Stablecoins, Argentina, Gemini

May 8, 2024

Stablecoins & Regulation

The sentiment surrounding crypto in the US is still quite negative for several reasons. Many people are too embarrassed by proxy to be associated. The FTX implosion is still in recent memory, and CZ from Binance was just sentenced to four months in jail. The only positive growth for crypto in the US has been the launch of the Bitcoin ETF. As a quick primer, a stablecoin is a cryptocurrency blockchain asset backed by a real currency. It allows someone to hold US dollars on global crypto networks.

Global crypto adoption is correlated with unstable governments. A sour attitude towards crypto in the US is turning out to be a bit of a luxury attitude given that we have native access to the US dollar and the richest economy in the world. Chainalysis’s annual report shows that in the last 12 months, stablecoin purchases in Turkey were equivalent to over 4% of their GDP, the highest of any country. Turkey’s inflation rate has averaged over 50% annually for many years. In plain English, locals in Turkey are actively using stablecoins like USDC to convert their wealth into US dollars to preserve purchasing power. Stablecoins allow Turkish citizens to trade their Lira for US dollars without involving a bank. That’s not interesting for a US citizen but it is really interesting when your country’s currency is failing.

If you are deeply interested in this topic, Nic Carter from Castle Island Ventures published a stablecoin article this week, and two points stood out to me:

  • Stablecoins can be represented by any currency, but nearly all stablecoins are US dollar-denominated. This is a pure representation of demand because any currency can be turned into a stablecoin. International participants prefer US dollars.
  • As stablecoins grow, they become larger buyers of government debt. Stablecoins like USDC function like money market funds, holding treasuries and paying out interest to their holders. Stablecoins hold about 50bps (.50%) of government debt or $160B. Compare that to the table of foreign government holders of US treasuries, and you’ll see that stablecoins are the 16th largest global holder.

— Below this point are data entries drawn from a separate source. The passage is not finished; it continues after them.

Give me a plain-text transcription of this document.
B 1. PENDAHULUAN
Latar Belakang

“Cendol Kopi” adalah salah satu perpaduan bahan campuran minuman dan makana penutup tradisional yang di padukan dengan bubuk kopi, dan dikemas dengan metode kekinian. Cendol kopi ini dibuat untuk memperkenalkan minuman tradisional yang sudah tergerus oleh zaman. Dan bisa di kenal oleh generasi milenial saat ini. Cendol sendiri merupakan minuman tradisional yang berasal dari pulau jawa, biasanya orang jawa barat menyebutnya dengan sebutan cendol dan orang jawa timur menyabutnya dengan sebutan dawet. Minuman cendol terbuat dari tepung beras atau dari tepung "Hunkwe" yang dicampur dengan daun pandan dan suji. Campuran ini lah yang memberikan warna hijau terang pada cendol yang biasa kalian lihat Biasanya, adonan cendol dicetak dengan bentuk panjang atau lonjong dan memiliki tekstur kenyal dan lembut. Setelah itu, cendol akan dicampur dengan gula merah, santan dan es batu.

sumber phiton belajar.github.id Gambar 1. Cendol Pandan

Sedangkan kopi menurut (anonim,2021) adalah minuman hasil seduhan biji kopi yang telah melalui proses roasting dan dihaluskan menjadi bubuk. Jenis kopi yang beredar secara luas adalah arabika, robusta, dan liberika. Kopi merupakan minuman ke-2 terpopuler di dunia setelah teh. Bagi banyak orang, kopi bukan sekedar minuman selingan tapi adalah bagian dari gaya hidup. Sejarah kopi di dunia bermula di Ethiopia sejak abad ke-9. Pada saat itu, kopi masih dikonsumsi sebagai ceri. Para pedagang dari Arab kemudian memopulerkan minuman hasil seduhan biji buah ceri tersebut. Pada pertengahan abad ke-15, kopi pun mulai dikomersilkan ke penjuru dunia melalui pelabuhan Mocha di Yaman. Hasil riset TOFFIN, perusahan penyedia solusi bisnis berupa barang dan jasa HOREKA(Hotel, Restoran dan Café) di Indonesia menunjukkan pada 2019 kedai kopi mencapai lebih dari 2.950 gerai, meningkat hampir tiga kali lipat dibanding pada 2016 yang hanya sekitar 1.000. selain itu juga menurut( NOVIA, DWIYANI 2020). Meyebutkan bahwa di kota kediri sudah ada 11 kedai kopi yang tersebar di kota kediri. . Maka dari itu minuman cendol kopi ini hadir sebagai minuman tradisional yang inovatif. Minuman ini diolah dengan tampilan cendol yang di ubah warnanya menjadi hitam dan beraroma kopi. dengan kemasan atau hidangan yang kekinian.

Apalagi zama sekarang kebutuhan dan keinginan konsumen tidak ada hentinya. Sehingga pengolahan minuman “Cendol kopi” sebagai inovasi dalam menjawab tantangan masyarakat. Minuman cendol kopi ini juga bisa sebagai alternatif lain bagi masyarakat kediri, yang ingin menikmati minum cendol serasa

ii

The big question here is when stablecoins will become a top ten holder of US treasuries and what will happen to crypto regulation attitudes when that happens. The election year can mean a change in SEC leadership that can open the door for the next phase of growth and adoption. Europe has fallen behind in the AI race because it spends more time on regulation than innovation, and we do not want to do the same in the US when it comes to blockchain technology.

 

Javier Milei Argentina Update

Javier Milei was elected president of Argentina in November 2023 in a risky, bold and necessary experiment to apply classic Austrian economic philosophy to Argentina’s economy. Argentina was extremely wealthy in the early 1900s, a popular phrase at the time was “Rich like an Argentinian.” At that time Argentina’s GDP represented half of Latin America GDP, today it’s 10%. They have also famously defaulted on their government debt many times in the past few decades.

Inflation in Argentina is now slowing, down from 25% in December to 11% in March. Milei has aggressively cut government spending, including cutting social security by 35%, and flipped the budget from a deficit to a 3% surplus. This draws attention from investors, especially influential names like Druckenmiller, who said on CNBC this week that, “the only free market leader in the world right now, bizarrely, is in Argentina of all places.” Javier Milei’s vision appears to be working in the early stages. Druckenmiller added, “I hate to see Argentina out-capitalizing America, and that’s kind of where we’re going with this.

 

Gemini in Chrome

Google’s AI product Gemini is now native to the Google Chrome browser. You can write LLM prompts right into the website search bar via “@gemini”, reducing friction and making access easier. I’m curious to see how other LLMs will compete for real estate. Chrome is the most popular browser in the world with 65% market share or 3.5B users.

Google pays Apple $20B per year to be the default search engine. I wonder if Google will also end up paying Apple as the default LLM. I have high confidence in Google’s power and potential but unfortunately, I persistently get weak answers from Gemini. It’s far too cautious and often doesn’t even try to answer the question. I asked my four favorite LLMs about Argentina’s latest economic updates, and ChatGPT, Perplexity and TryRogo (a paid finance LLM) gave me pretty decent answers while Gemini replied with, “I’m still learning how to answer that question, in the meantime, try Google Search.”